Students represented Fordham Law scholar Ethan Leib, the John D. Calamari Distinguished Professor of Law, who submitted an amicus brief in People v. Hernandez (2024), a case before the New York Court of Appeals involving a defendant with a prior conviction who was seeking to reduce the sentence of his most recent conviction.
Leib’s research and scholarship includes extensive writing on issues related to statutory interpretation, legislation, and judicial review. The amicus brief was based on an article Leib recently published in the Notre Dame Law School Journal of Legislation, arguing that there is “interpretive divergence” between statutory and contract cases in how the New York State Court of Appeals interprets the law.
Based on these findings, Leib’s brief urged the court to “consider statutory structure and context, legislative history, and legislative intent, as well as the language of the statute,” rather than using a more “literalist reading” of the statutes. This interpretative approach, according to Leib, could allow for a more lenient sentence for the defendant.

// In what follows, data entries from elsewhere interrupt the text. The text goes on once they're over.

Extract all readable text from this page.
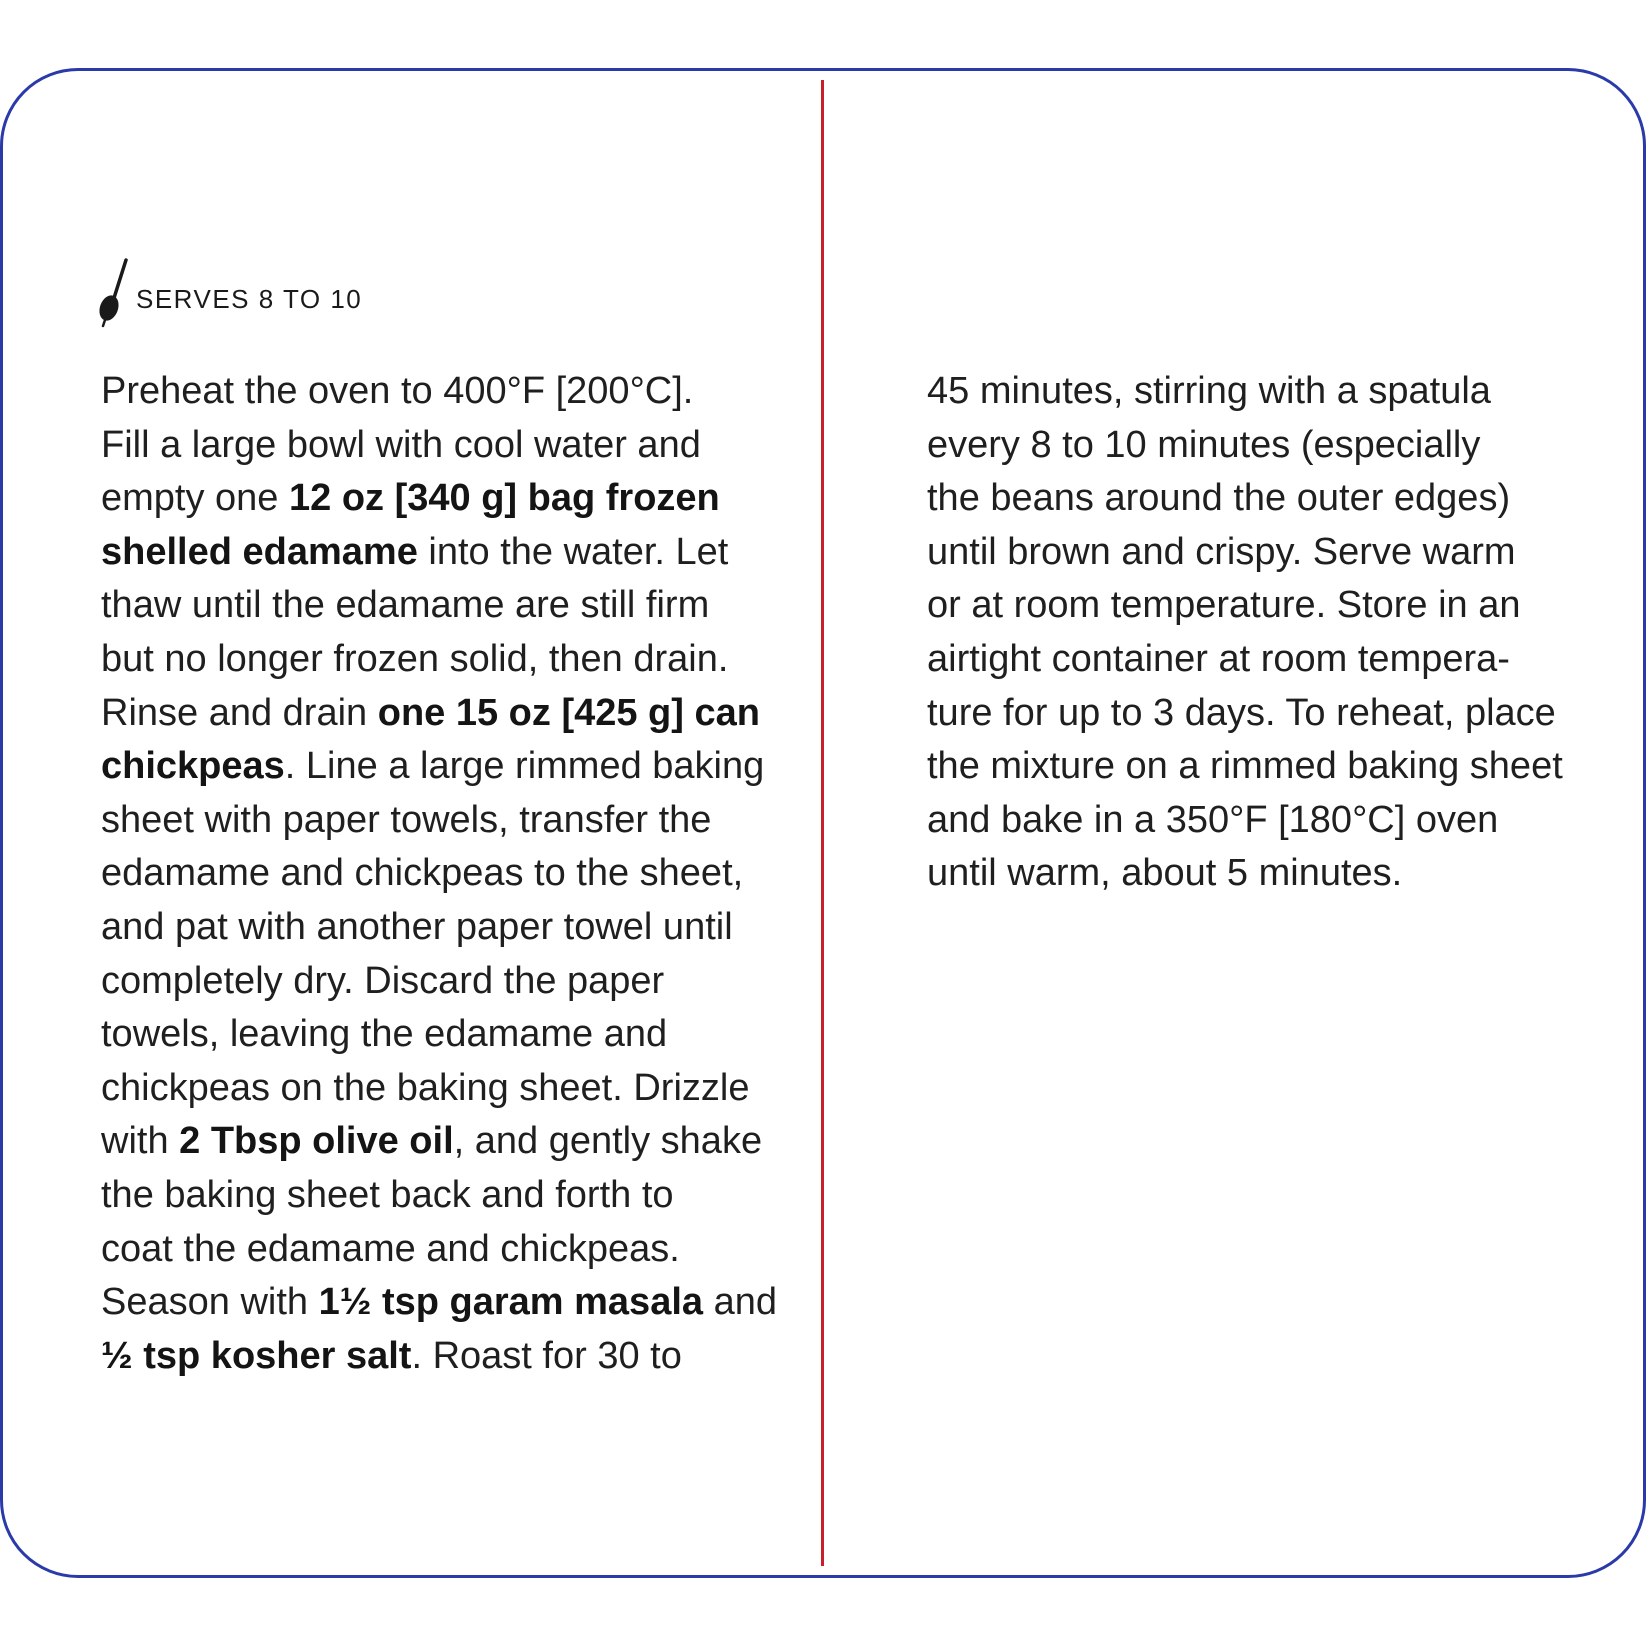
SERVES 8 TO 10
Preheat the oven to 400°F [200°C].
Fill a large bowl with cool water and
empty one 12 oz [340 g] bag frozen
shelled edamame into the water. Let
thaw until the edamame are still firm
but no longer frozen solid, then drain.
Rinse and drain one 15 oz [425 g] can
chickpeas. Line a large rimmed baking
sheet with paper towels, transfer the
edamame and chickpeas to the sheet,
and pat with another paper towel until
completely dry. Discard the paper
towels, leaving the edamame and
chickpeas on the baking sheet. Drizzle
with 2 Tbsp olive oil, and gently shake
the baking sheet back and forth to
coat the edamame and chickpeas.
Season with 1½ tsp garam masala and
½ tsp kosher salt. Roast for 30 to
45 minutes, stirring with a spatula
every 8 to 10 minutes (especially
the beans around the outer edges)
until brown and crispy. Serve warm
or at room temperature. Store in an
airtight container at room tempera-
ture for up to 3 days. To reheat, place
the mixture on a rimmed baking sheet
and bake in a 350°F [180°C] oven
until warm, about 5 minutes.
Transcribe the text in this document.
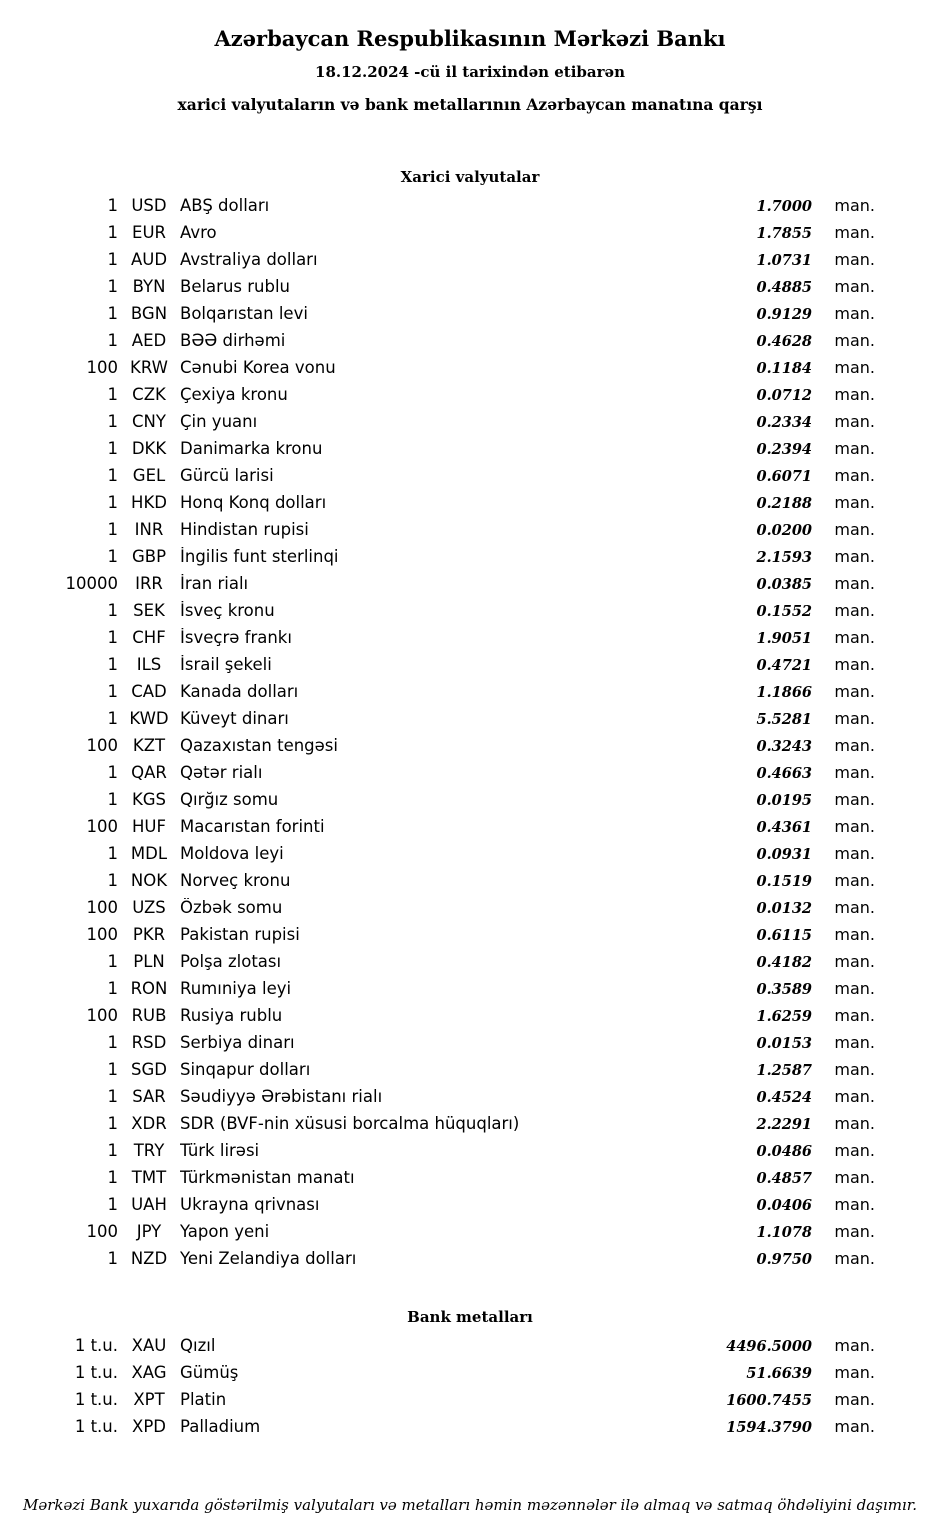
Azərbaycan Respublikasının Mərkəzi Bankı
18.12.2024 -cü il tarixindən etibarən
xarici valyutaların və bank metallarının Azərbaycan manatına qarşı
Xarici valyutalar
1 USD ABŞ dolları	1.7000	man.
1 EUR Avro	1.7855	man.
1 AUD Avstraliya dolları	1.0731	man.
1 BYN Belarus rublu	0.4885	man.
1 BGN Bolqarıstan levi	0.9129	man.
1 AED BƏƏ dirhəmi	0.4628	man.
100 KRW Cənubi Korea vonu	0.1184	man.
1 CZK Çexiya kronu	0.0712	man.
1 CNY Çin yuanı	0.2334	man.
1 DKK Danimarka kronu	0.2394	man.
1 GEL Gürcü larisi	0.6071	man.
1 HKD Honq Konq dolları	0.2188	man.
1	INR	Hindistan rupisi	0.0200	man.
1 GBP İngilis funt sterlinqi	2.1593	man.
10000	IRR	İran rialı	0.0385	man.
1 SEK İsveç kronu	0.1552	man.
1 CHF İsveçrə frankı	1.9051	man.
1	ILS	İsrail şekeli	0.4721	man.
1 CAD Kanada dolları	1.1866	man.
1 KWD Küveyt dinarı	5.5281	man.
100 KZT Qazaxıstan tengəsi	0.3243	man.
1 QAR Qətər rialı	0.4663	man.
1 KGS Qırğız somu	0.0195	man.
100 HUF Macarıstan forinti	0.4361	man.
1 MDL Moldova leyi	0.0931	man.
1 NOK Norveç kronu	0.1519	man.
100 UZS Özbək somu	0.0132	man.
100 PKR Pakistan rupisi	0.6115	man.
1 PLN Polşa zlotası	0.4182	man.
1 RON Rumıniya leyi	0.3589	man.
100 RUB Rusiya rublu	1.6259	man.
1 RSD Serbiya dinarı	0.0153	man.
1 SGD Sinqapur dolları	1.2587	man.
1 SAR Səudiyyə Ərəbistanı rialı	0.4524	man.
1 XDR SDR (BVF-nin xüsusi borcalma hüquqları)	2.2291	man.
1 TRY Türk lirəsi	0.0486	man.
1 TMT Türkmənistan manatı	0.4857	man.
1 UAH Ukrayna qrivnası	0.0406	man.
100	JPY	Yapon yeni	1.1078	man.
1 NZD Yeni Zelandiya dolları	0.9750	man.
Bank metalları
1 t.u. XAU Qızıl	4496.5000	man.
1 t.u. XAG Gümüş	51.6639	man.
1 t.u. XPT Platin	1600.7455	man.
1 t.u. XPD Palladium	1594.3790	man.
Mərkəzi Bank yuxarıda göstərilmiş valyutaları və metalları həmin məzənnələr ilə almaq və satmaq öhdəliyini daşımır.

The case also provided an opportunity for students to expand their legal research and writing skills. “I’ve grown so accustomed to trying to train 1Ls in basic doctrinal courses—my teaching portfolio essentially only has me meeting students in their first year—that I rarely get the privilege to see them ripen into sophisticated lawyers,” said Leib. “Watching them translate my academic ideas into a persuasive brief for the court was a pleasure and an honor.”
Over the course of two semesters, 7 Fordham Law students—Emma Bellows ’24, David Bloomquist ’24, Brennan Corriston ’24, Steven McFarland II ’24, Sarah Wiik ’24, Tamara Zapata ’24, and Rachel Zhu ’24—were involved in the case by contributing legal research to support Leib’s argument.
“Working on this amicus brief was a rewarding experience,” said Corriston. “I was grateful for the chance to hopefully help contribute to a fair and just outcome for Mr. Hernandez and to argue for a grounded and constitutional reading of the law. Not only did I learn about an area of the law that was new to me—state criminal and sentencing law—I learned a lot from working with the terrific team of professors and other students to ground our amicus brief in the statutory interpretation precedent of the court.”
“The students read Professor Leib’s work in this area, read the Hernandez materials, researched the Court of Appeals cases, and found a long line of cases that use the interpretive approach about which Prof. Leib has written,” said Fordham Law Professor Ian Weinstein, who supervised the students working on the brief. “It was a great project for the students, it was an interesting question of law, and it was wonderful to represent my learned colleague with our students,” said Weinstein.